A spider. It's small and easy to care for. And spiders don't gross me out or scare me in the slightest. I can hold a tarantula or wolf spider and be chill. It's only roaches that are the problem for me. WYR work for a cleanup crew that cleans up crime scenes and paramedic death zones, or have a job that involves going into the sewers where the sewage rivers, roaches, rats, etc live by the thousands?
Someone gets it! I was hoping it would be seen as more of a positive than a negative, because those animals get more of a bad wrap than they deserve. I would rather do the crime scenes, I kinda like the idea of doing something to help people directly anyway. WYR be a successful painter or musician?

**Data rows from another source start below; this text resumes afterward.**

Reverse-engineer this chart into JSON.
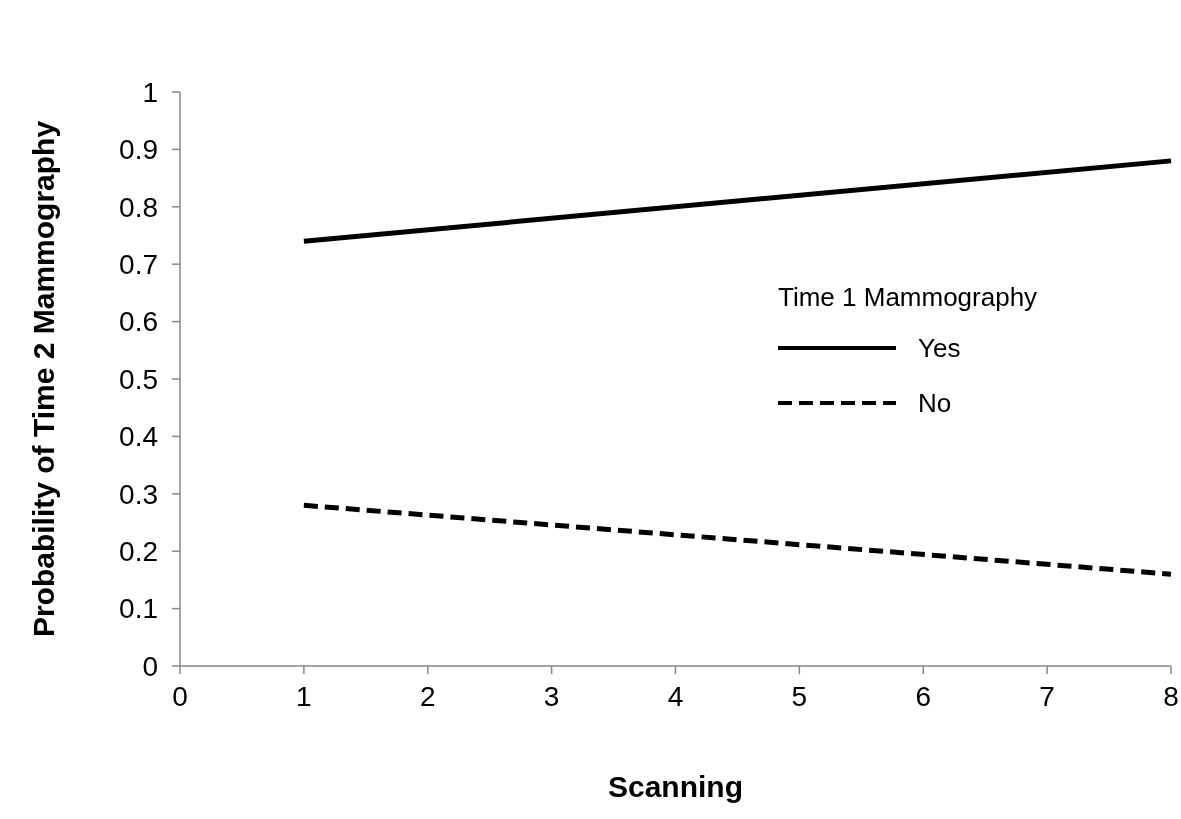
{
  "chart_data": {
    "type": "line",
    "xlabel": "Scanning",
    "ylabel": "Probability of Time 2 Mammography",
    "legend_title": "Time 1 Mammography",
    "legend": "right",
    "x": [
      1,
      8
    ],
    "series": [
      {
        "name": "Yes",
        "color": "#000000",
        "line_style": "solid",
        "values": [
          0.74,
          0.88
        ]
      },
      {
        "name": "No",
        "color": "#000000",
        "line_style": "dashed",
        "values": [
          0.28,
          0.16
        ]
      }
    ],
    "xlim": [
      0,
      8
    ],
    "xticks": [
      0,
      1,
      2,
      3,
      4,
      5,
      6,
      7,
      8
    ],
    "ylim": [
      0,
      1
    ],
    "yticks": [
      0,
      0.1,
      0.2,
      0.3,
      0.4,
      0.5,
      0.6,
      0.7,
      0.8,
      0.9,
      1
    ],
    "grid": false,
    "marker": "none"
  }
}
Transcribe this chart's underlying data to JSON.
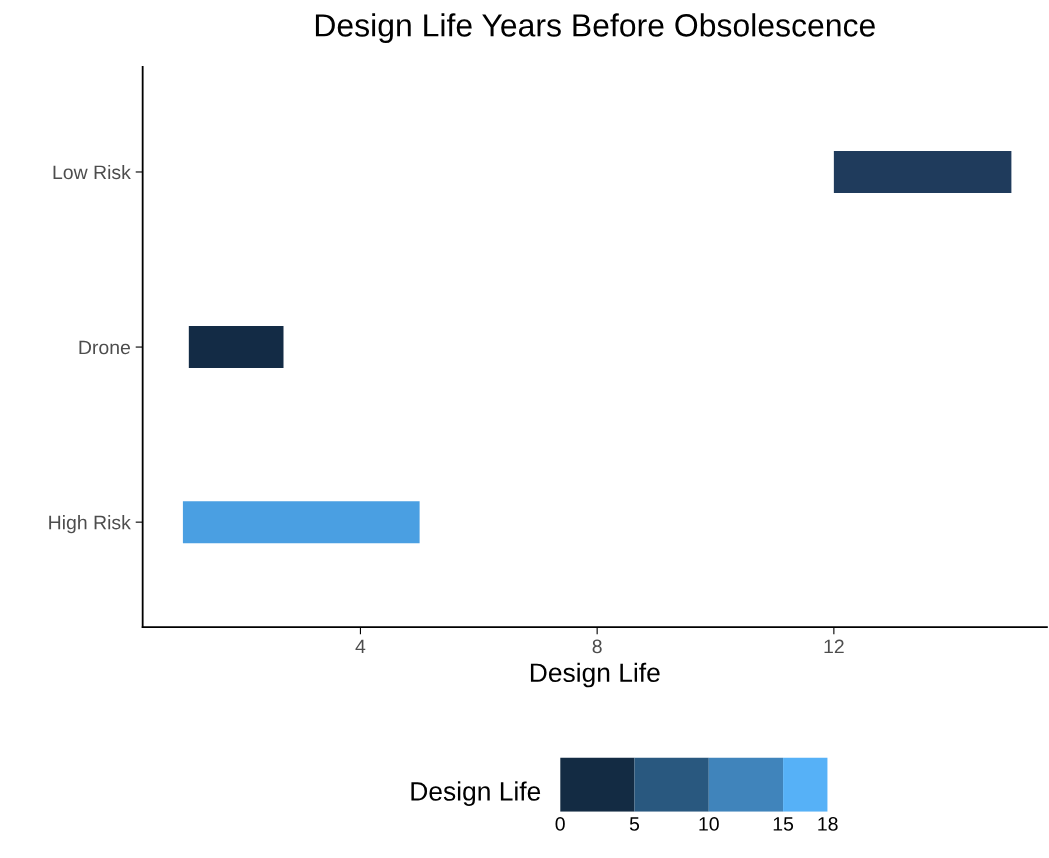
{
  "chart_data": {
    "type": "bar",
    "orientation": "horizontal",
    "title": "Design Life Years Before Obsolescence",
    "xlabel": "Design Life",
    "categories": [
      "Low Risk",
      "Drone",
      "High Risk"
    ],
    "base": [
      12,
      1.1,
      1.0
    ],
    "values": [
      3.0,
      1.6,
      4.0
    ],
    "colors": [
      "#1f3b5c",
      "#132b45",
      "#4a9fe2"
    ],
    "xlim": [
      0.32,
      15.6
    ],
    "xticks": [
      4,
      8,
      12
    ],
    "clabel": "Design Life",
    "clim": [
      0,
      18
    ],
    "cticks": [
      0,
      5,
      10,
      15,
      18
    ],
    "grid": false
  }
}
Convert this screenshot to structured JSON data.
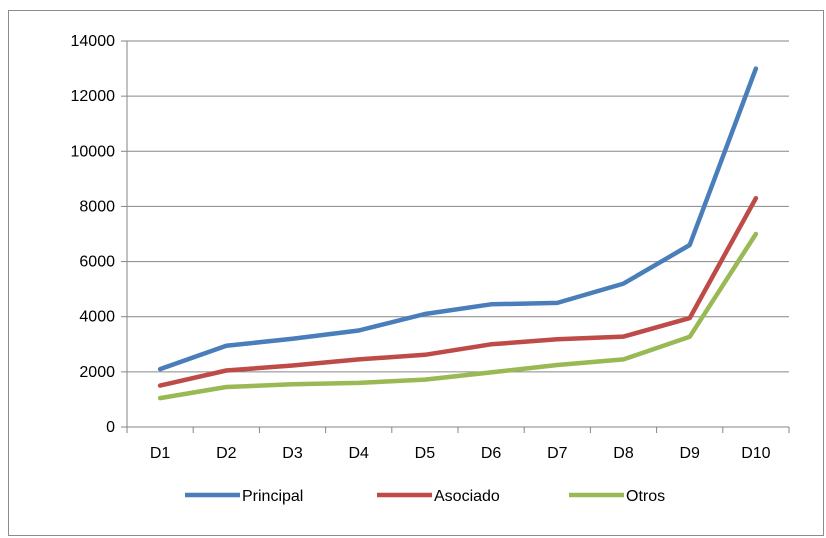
{
  "chart_data": {
    "type": "line",
    "title": "",
    "xlabel": "",
    "ylabel": "",
    "categories": [
      "D1",
      "D2",
      "D3",
      "D4",
      "D5",
      "D6",
      "D7",
      "D8",
      "D9",
      "D10"
    ],
    "ylim": [
      0,
      14000
    ],
    "yticks": [
      0,
      2000,
      4000,
      6000,
      8000,
      10000,
      12000,
      14000
    ],
    "grid": true,
    "legend_position": "bottom",
    "series": [
      {
        "name": "Principal",
        "color": "#4a7ebb",
        "values": [
          2100,
          2950,
          3200,
          3500,
          4100,
          4450,
          4500,
          5200,
          6600,
          13000
        ]
      },
      {
        "name": "Asociado",
        "color": "#be4b48",
        "values": [
          1500,
          2050,
          2230,
          2450,
          2620,
          3000,
          3180,
          3280,
          3950,
          8300
        ]
      },
      {
        "name": "Otros",
        "color": "#98b954",
        "values": [
          1050,
          1450,
          1550,
          1600,
          1720,
          1980,
          2250,
          2450,
          3270,
          7000
        ]
      }
    ]
  }
}
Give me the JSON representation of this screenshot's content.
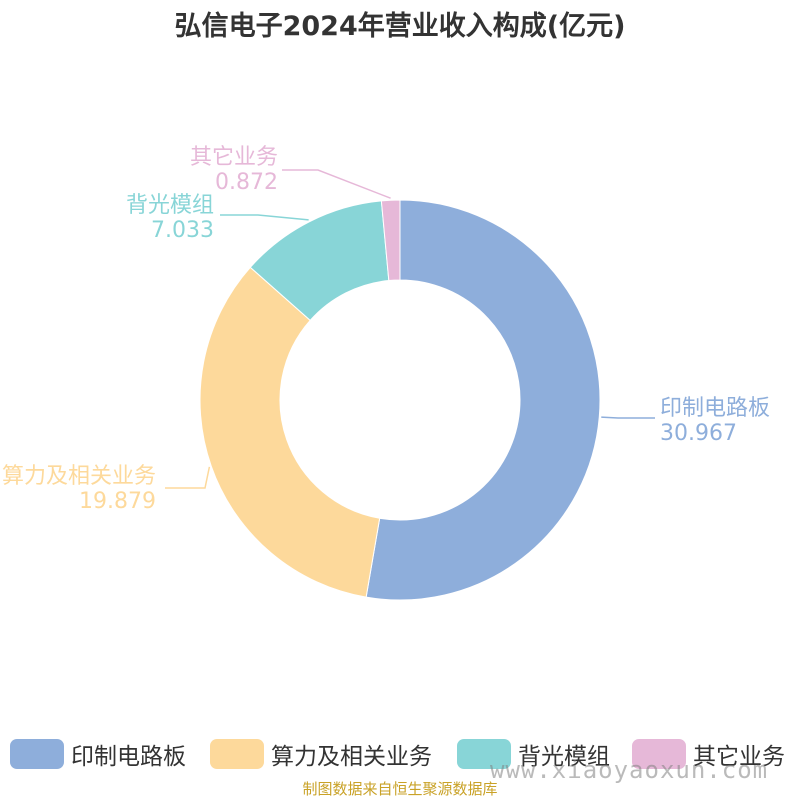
{
  "chart_data": {
    "type": "pie",
    "title": "弘信电子2024年营业收入构成(亿元)",
    "categories": [
      "印制电路板",
      "算力及相关业务",
      "背光模组",
      "其它业务"
    ],
    "values": [
      30.967,
      19.879,
      7.033,
      0.872
    ],
    "value_labels": [
      "30.967",
      "19.879",
      "7.033",
      "0.872"
    ],
    "colors": [
      "#8eaedb",
      "#fdd99b",
      "#88d5d7",
      "#e6b8d8"
    ],
    "legend_position": "bottom",
    "donut": true
  },
  "footer": {
    "source": "制图数据来自恒生聚源数据库",
    "watermark": "www.xiaoyaoxun.com"
  }
}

A painter, because I could work in solitude. WYR go about your daily routine in extreme high heels, or on a unicycle?
Heels, because I can do heels anyway, but I would probably crash a unicycle and end up smashing my face in. WYR live in a hut in a hot desert, or in the Arctic? Either way, you're totally isolated forever, but you have unlimited access to survival skills, so safety is equal for both choices.
Now normally I would go for cold as you can always put more layers on however I don't want a Polar bear attacking me so I'll live in the desert. WYR drink a potion, knowing it has a fifty percent chance of killing you or you being fine or drink a potion, not knowing what it could do?
The fifty percent chance one. Knowing God's sense of humor I'd probably grow a second, larger, floppier dong out of my right buttcheek. (Do not ask where that thought came from, cause I've no idea) WYR live in a place with incredibly ugly and uncomfortable weather all year round (that isn't usually deadly). or live on an island thats hit by at least one big typhoon every year?
I daresay the island. I can build my home underground, so I can just take shelter when it comes. WYR be homeless or eat very little?
The flu. WYR be able to eat all the unhealthy food you want with no negative side effects or drink any type of alcohol with no side effects?
First. I have yet to try alcohol anyway. WYR have a fancy job with a very mean boss or a lousy job with a very nice boss?